Lyda Krewson, longtime St. Louis alderwoman and chief financial officer of a major redevelopment firm in St. Louis, is the establishment frontrunner in St. Louis’s upcoming mayoral race. Keeping in line with both Carson and Reagan, Krewson’s perspectives on poverty, homelessness and social services are notable. In February of 2008, on the onset of the Great Recession, Krewson was quoted in the St. Louis Post-Dispatch, saying, “Most [homeless people] aren’t interested in regular employment… often panhandling is more lucrative.” At the time, Lyda Krewson was pushing for legislation that further criminalized homelessness in St. Louis by adding harsher restrictions and punishments for panhandling in certain areas and at certain times. Now, Krewson, who has been endorsed by the St. Louis Police Officers' Association, and is currently the alderwoman of a St. Louis neighborhood that has displaced more Black residents than any other neighborhood in the city of St. Louis, is running for mayor of the city. She also sits on the Housing, Urban Development and Zoning Committee of a city that has underfunded its own legally-mandated affordable housing efforts by nearly $2 million over the last 4 years.
If elected mayor, Krewson’s neoliberal views on poverty, public housing, and gentrification moonlighting as “urban development,” will certainly be emboldened by a Department of Housing and Urban Development headed by Ben Carson. For a city still struggling to sufficiently address its ongoing lead contamination issue, electing a Mayor who has a history of prioritizing corporate tax abatements and the centralized economic development of already-affluent neighborhoods over reinvesting in the social services, safety nets, and public institutions that impact Black neighborhoods in St. Louis--the future looks dim. The environmental concerns and long-term health consequences of St. Louis’s most vulnerable citizens will, again, fall by the wayside. Without intervention, the menace of lead exposure will continue to haunt Black communities.
Under the leadership of an incoming presidential administration that insists on reducing institutional-level failings down to a mass of unrelated individualized problems that simply happen to impact families across the country, the community-led fight to get clean water to the entire St.
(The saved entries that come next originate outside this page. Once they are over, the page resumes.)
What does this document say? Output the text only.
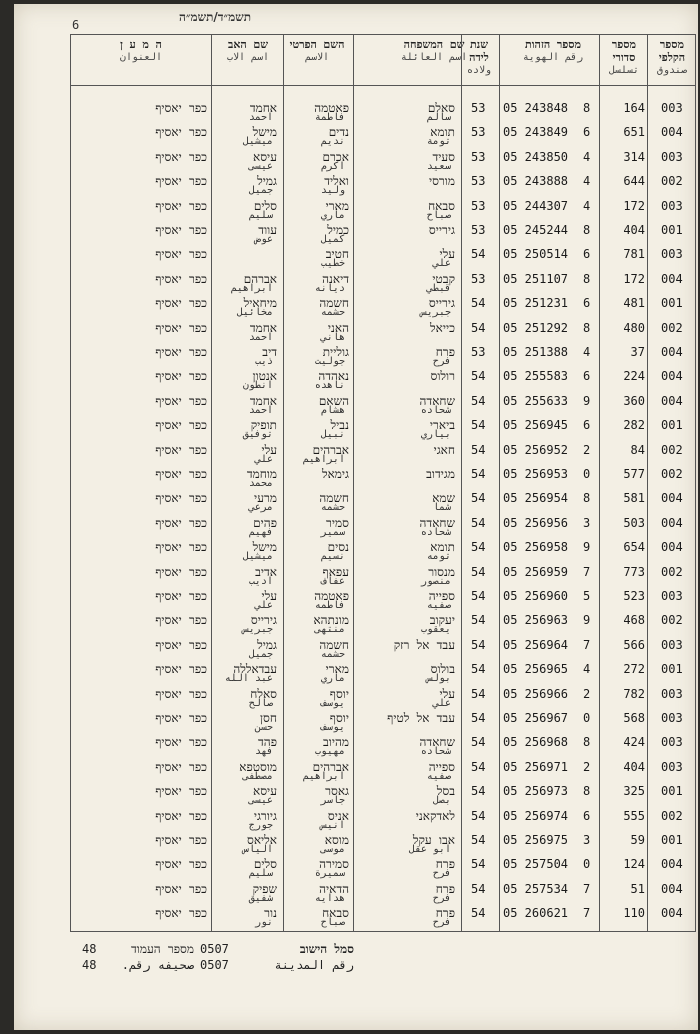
תשמ״ד/תשמ״ה
6
ה מ ע ן
العنوان
שם האב
اسم الاب
השם הפרטי
الاسم
שם המשפחה
اسم العائلة
שנת לידה
ولاده
מספר הזהות
رقم الهوية
מספר סדורי
تسلسل
מספר הקלפי
صندوق
003
164
8
05 243848
53
סאלם
פאטמה
אחמד
כפר יאסיף
سالم
فاطمة
احمد
004
651
6
05 243849
53
תומא
נדים
מישל
כפר יאסיף
تومة
نديم
ميشيل
003
314
4
05 243850
53
סעיד
אכרם
עיסא
כפר יאסיף
سعيد
اكرم
عيسى
002
644
4
05 243888
53
מורסי
ואליד
גמיל
כפר יאסיף
وليد
جميل
003
172
4
05 244307
53
סבאח
מארי
סלים
כפר יאסיף
صباح
ماري
سليم
001
404
8
05 245244
53
גירייס
כמיל
עווד
כפר יאסיף
كميل
عوض
003
781
6
05 250514
54
עלי
חטיב
כפר יאסיף
علي
خطيب
004
172
8
05 251107
53
קבטי
דיאנה
אברהם
כפר יאסיף
قبطي
ديانه
ابراهيم
001
481
6
05 251231
54
גירייס
חשמה
מיחאיל
כפר יאסיף
جبريس
حشمه
مخائيل
002
480
8
05 251292
54
כייאל
האני
אחמד
כפר יאסיף
هاني
احمد
004
37
4
05 251388
53
פרח
גוליית
דיב
כפר יאסיף
فرح
جوليت
ذيب
004
224
6
05 255583
54
רולוס
נאהדה
אנטון
כפר יאסיף
ناهده
انطون
004
360
9
05 255633
54
שחאדה
השאם
אחמד
כפר יאסיף
شحاده
هشام
احمد
001
282
6
05 256945
54
ביארי
נביל
תופיק
כפר יאסיף
بياري
نبيل
توفيق
002
84
2
05 256952
54
חאגי
אברהים
עלי
כפר יאסיף
ابراهيم
علي
002
577
0
05 256953
54
מגידוב
גימאל
מוחמד
כפר יאסיף
محمد
004
581
8
05 256954
54
שמא
חשמה
מרעי
כפר יאסיף
شما
حشمه
مرعي
004
503
3
05 256956
54
שחאדה
סמיר
פהים
כפר יאסיף
شحاده
سمير
فهيم
004
654
9
05 256958
54
תומא
נסים
מישל
כפר יאסיף
تومه
نسيم
ميشيل
002
773
7
05 256959
54
מנסור
עפאף
אדיב
כפר יאסיף
منصور
عفاف
اديب
003
523
5
05 256960
54
ספייה
פאטמה
עלי
כפר יאסיף
صفيه
فاطمه
علي
002
468
9
05 256963
54
יעקוב
מונתהא
גירייס
כפר יאסיף
يعقوب
منتهى
جبريس
003
566
7
05 256964
54
עבד אל רזק
חשמה
גמיל
כפר יאסיף
حشمه
جميل
001
272
4
05 256965
54
בולוס
מארי
עבדאללה
כפר יאסיף
بولس
ماري
عبد الله
003
782
2
05 256966
54
עלי
יוסף
סאלח
כפר יאסיף
علي
يوسف
صالح
003
568
0
05 256967
54
עבד אל לטיף
יוסף
חסן
כפר יאסיף
يوسف
حسن
003
424
8
05 256968
54
שחאדה
מהיוב
פהד
כפר יאסיף
شحاده
مهيوب
فهد
003
404
2
05 256971
54
ספייה
אברהים
מוסטפא
כפר יאסיף
صفيه
ابراهيم
مصطفى
001
325
8
05 256973
54
בסל
גאסר
עיסא
כפר יאסיף
بصل
جاسر
عيسى
002
555
6
05 256974
54
לאדקאני
אניס
גיורגי
כפר יאסיף
انيس
جورج
001
59
3
05 256975
54
אבו עקל
מוסא
אליאס
כפר יאסיף
ابو عقل
موسى
الياس
004
124
0
05 257504
54
פרח
סמירה
סלים
כפר יאסיף
فرح
سميرة
سليم
004
51
7
05 257534
54
פרח
הדאיה
שפיק
כפר יאסיף
فرح
هدايه
شفيق
004
110
7
05 260621
54
פרח
סבאח
נור
כפר יאסיף
فرح
صباح
نور
סמל הישוב
0507
מספר העמוד
48
رقم المدينة
0507
صحيفه رقم.
48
Louis Public Schools system will likely be buried beneath new political clutter and ignored. More and more schools will become privatized, eventually draining even more resources from public schools. Affordable public housing will disappear as development plans are drawn up for expensive condominiums. The very idea of education and housing as a guaranteed constitutional right for every American citizen appears to be decaying before our very eyes.
In St. Louis, much of what is to come rests on the upcoming mayoral election in March. Perhaps the next step for organizers and activists in St. Louis is one of mobilization. Their impressive work and telling wins in the elections of both Alderman Rasheen Aldridge and State Representative Bruce Franks mean the St. Louis activist and organizing community is not one to be underestimated. But despite the upcoming mayoral race, one thing local organizers can glean from Ivory Perry and the community leaders and activists of the city’s past is the importance of long-term community documentation. While it is a tedious task with seemingly distant benefits, collecting decisively conclusive aggregate data that uplifts and centers the experiences of marginalized communities could turn out to be a forceful tool against an administration--both nationally and locally--that seeks to dismiss them. The Trump administration, and the weight of its dystopian promises, can feel like a target too big to attack, but if we can build a sustainable resistance, focused on building local power with a keen eye on national politics, we will be able to collectively ensure the safety and survival of our most vulnerable comrades.